Originally Posted by unchien
But I also need to press forward to dig out of the current circumstances. My anxiety tends to fix me in my present state. I understand "the illusion of action" but in my case that is a rule meant to broken and I intend to drive things towards conclusion, all while enjoying my life along the journey.


Just a word of caution here, U. This "conclusion" you are driving toward is a legal one, not an IRL forever one. As long as you have 3 young kids together, you are going to have to figure out a way to constructively communicate with your W for the foreseeable future, D or no D. That's why I wrote about being calm, detaching, not letting anxiety or fear dictate how you interact. This isn't over as long as you are coparenting - and it would be wise to begin preparing for what comes next.

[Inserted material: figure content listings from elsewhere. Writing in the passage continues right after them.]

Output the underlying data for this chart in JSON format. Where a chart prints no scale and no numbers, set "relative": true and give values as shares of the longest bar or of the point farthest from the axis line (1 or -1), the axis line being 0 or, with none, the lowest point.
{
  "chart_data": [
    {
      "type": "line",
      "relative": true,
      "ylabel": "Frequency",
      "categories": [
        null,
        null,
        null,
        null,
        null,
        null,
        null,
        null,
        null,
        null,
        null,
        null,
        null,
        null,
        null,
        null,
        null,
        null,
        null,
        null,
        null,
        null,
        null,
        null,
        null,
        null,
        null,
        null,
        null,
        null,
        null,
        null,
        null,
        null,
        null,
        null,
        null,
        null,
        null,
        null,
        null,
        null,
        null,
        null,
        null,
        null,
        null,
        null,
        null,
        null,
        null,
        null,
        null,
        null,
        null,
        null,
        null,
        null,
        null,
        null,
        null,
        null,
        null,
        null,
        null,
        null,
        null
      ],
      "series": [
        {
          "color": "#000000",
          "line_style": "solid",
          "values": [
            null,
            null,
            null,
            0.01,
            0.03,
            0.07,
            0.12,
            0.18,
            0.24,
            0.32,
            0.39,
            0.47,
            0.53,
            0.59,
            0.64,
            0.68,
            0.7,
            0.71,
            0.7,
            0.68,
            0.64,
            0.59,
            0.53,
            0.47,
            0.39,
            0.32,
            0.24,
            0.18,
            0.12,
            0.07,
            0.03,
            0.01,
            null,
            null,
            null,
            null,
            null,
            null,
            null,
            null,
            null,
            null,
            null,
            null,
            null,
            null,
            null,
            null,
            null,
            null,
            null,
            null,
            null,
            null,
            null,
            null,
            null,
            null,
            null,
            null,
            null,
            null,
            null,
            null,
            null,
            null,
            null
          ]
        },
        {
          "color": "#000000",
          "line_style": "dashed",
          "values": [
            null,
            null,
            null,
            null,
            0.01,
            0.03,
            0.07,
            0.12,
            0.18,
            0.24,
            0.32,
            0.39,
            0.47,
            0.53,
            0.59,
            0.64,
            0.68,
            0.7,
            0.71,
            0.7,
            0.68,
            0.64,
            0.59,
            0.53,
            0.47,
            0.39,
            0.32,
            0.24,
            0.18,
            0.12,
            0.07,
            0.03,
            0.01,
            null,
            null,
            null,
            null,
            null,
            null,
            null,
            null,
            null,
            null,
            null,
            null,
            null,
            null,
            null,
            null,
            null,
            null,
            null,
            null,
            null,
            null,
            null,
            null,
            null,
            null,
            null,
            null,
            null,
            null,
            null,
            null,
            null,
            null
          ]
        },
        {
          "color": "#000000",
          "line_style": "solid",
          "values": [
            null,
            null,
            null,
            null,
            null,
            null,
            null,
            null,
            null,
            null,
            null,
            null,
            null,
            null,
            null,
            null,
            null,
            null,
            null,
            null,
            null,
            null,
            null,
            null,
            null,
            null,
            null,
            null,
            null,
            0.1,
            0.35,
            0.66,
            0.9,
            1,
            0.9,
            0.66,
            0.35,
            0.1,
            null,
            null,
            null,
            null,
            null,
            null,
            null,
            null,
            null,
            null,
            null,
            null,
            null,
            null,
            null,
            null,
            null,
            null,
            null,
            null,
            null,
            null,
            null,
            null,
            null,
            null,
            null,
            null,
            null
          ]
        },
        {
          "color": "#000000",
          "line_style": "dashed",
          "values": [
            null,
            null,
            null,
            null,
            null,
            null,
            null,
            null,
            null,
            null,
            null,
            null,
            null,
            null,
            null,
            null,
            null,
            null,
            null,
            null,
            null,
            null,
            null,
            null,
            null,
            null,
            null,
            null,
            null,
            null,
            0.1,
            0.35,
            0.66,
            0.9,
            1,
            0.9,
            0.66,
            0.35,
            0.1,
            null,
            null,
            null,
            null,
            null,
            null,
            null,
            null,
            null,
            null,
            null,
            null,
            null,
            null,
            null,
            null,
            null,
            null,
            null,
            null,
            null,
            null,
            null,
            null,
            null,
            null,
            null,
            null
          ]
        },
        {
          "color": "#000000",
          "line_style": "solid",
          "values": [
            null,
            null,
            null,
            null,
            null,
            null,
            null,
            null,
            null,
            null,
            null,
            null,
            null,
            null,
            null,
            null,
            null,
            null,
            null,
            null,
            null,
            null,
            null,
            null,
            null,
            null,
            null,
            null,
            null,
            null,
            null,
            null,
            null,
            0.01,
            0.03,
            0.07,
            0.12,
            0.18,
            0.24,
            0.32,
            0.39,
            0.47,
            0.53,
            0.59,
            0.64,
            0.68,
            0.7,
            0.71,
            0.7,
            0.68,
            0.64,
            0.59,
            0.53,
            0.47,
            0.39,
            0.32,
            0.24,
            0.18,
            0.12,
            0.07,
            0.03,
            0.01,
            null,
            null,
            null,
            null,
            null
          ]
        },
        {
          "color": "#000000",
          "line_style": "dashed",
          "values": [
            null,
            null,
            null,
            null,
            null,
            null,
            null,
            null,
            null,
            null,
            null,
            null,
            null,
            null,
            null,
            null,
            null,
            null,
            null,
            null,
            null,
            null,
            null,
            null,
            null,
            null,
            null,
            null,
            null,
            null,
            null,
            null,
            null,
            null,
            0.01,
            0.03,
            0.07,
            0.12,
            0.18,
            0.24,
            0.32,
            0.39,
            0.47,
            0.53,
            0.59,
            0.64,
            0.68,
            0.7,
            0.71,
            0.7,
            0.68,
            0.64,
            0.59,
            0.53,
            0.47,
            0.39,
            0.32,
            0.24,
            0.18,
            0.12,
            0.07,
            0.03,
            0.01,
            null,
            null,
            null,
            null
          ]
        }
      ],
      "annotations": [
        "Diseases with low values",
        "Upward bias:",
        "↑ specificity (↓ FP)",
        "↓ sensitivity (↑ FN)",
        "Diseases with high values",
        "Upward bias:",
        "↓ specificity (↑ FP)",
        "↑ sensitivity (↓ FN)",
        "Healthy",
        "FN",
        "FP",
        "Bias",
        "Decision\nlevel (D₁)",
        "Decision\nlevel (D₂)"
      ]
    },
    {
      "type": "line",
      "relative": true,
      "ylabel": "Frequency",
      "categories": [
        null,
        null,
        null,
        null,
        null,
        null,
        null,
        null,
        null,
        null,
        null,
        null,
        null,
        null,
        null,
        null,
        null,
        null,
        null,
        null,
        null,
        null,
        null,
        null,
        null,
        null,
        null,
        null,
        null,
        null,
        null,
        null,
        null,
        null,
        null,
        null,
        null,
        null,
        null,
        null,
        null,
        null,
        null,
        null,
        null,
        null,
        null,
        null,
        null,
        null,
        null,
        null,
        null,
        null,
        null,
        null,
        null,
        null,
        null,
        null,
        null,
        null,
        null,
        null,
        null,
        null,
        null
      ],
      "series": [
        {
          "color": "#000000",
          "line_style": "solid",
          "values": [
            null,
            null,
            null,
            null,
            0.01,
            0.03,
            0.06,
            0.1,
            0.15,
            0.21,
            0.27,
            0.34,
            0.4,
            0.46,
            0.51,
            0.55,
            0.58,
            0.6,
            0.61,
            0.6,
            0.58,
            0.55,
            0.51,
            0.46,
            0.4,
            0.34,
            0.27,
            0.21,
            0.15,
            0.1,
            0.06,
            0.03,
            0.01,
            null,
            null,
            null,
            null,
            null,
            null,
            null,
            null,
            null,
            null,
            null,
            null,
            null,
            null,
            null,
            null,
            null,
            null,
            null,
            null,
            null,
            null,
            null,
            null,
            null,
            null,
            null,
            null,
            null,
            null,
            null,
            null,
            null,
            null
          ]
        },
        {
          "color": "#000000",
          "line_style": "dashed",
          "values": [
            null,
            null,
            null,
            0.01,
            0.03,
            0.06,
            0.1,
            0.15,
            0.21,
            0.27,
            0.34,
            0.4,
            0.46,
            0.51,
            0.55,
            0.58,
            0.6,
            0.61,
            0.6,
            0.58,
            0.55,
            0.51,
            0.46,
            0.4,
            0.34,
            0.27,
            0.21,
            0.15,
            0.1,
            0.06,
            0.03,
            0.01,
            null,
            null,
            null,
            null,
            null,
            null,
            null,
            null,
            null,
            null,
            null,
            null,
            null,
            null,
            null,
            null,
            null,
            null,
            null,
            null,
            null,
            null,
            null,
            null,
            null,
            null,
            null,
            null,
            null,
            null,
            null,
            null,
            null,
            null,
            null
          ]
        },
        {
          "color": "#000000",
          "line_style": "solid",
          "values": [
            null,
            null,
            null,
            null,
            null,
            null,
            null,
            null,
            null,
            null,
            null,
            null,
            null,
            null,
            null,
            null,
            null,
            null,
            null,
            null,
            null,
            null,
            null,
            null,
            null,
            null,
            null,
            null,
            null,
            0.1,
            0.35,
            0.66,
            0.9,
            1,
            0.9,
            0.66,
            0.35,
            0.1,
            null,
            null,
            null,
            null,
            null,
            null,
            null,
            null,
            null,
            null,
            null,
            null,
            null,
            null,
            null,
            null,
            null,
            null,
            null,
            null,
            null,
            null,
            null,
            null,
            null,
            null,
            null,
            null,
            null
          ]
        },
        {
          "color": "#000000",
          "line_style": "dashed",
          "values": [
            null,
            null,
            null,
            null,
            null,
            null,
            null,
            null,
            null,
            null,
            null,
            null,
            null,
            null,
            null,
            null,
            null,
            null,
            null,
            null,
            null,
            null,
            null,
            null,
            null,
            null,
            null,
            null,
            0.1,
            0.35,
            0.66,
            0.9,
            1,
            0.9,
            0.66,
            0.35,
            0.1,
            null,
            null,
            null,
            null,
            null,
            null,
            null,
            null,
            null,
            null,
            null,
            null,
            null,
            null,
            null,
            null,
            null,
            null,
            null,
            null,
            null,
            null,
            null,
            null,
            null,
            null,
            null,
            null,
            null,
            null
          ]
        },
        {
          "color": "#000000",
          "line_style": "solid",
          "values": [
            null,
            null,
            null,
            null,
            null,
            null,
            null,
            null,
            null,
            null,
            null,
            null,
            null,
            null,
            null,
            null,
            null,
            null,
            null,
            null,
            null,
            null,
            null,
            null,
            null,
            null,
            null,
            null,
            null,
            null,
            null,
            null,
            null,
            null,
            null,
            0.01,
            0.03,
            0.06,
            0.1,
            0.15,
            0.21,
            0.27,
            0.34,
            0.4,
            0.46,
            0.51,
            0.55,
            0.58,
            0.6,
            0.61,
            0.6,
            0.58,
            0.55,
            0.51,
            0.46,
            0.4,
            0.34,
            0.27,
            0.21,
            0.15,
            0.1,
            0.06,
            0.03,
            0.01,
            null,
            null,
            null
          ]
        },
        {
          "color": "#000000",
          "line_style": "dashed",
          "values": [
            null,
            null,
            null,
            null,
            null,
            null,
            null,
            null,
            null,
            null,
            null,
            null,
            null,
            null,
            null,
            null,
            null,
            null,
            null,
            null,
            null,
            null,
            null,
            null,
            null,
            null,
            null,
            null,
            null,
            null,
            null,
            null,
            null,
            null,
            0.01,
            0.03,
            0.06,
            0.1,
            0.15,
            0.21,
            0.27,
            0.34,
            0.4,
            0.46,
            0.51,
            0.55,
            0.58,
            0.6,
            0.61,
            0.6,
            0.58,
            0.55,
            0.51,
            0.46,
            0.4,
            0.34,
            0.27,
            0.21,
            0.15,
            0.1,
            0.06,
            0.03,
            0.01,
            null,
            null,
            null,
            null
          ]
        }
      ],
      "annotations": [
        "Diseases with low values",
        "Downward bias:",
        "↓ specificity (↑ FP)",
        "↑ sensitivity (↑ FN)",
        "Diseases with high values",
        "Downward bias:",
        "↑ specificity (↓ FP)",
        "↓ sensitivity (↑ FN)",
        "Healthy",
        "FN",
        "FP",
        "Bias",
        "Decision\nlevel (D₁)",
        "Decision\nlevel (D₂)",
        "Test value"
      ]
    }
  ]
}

Originally Posted by Unchien

I'm pretty sure 2 years from now I will look back and be thankful for this life-changing experience.

I always find it interesting the way people view life. I see things completely different than this - but that's ok, everyone has a different perspective. IMO I dont think much about the future anymore, aside from practical things or overall personal life goals I want to achieve (got a great list going, I recommend this highly to anyone). Maybe it's also because every anxious and panicked thought I had about the future a year and a half ago did not come true whatsoever, and I am finding out what a waste of my time and energy that was lol.
Originally Posted by unchien

Although I am an anxious wreck much of the time I am also much happier in ways than I have ever been at any point in my life.


I am glad you are finding yourself happier - that is good news. I would recommend exploring ways to reduce your anxiety with IC, though. I'm working at this and will probably continue to work at this for the rest of my life.

Also, one more thing. IMO fade is right. Stop giving so much power to those letters and the car incident. They happened, you cant change that. You didnt hurt anyone, your kids are fine. Letting those things have power over you serves no purpose other than to keep your anxiety rooted in place.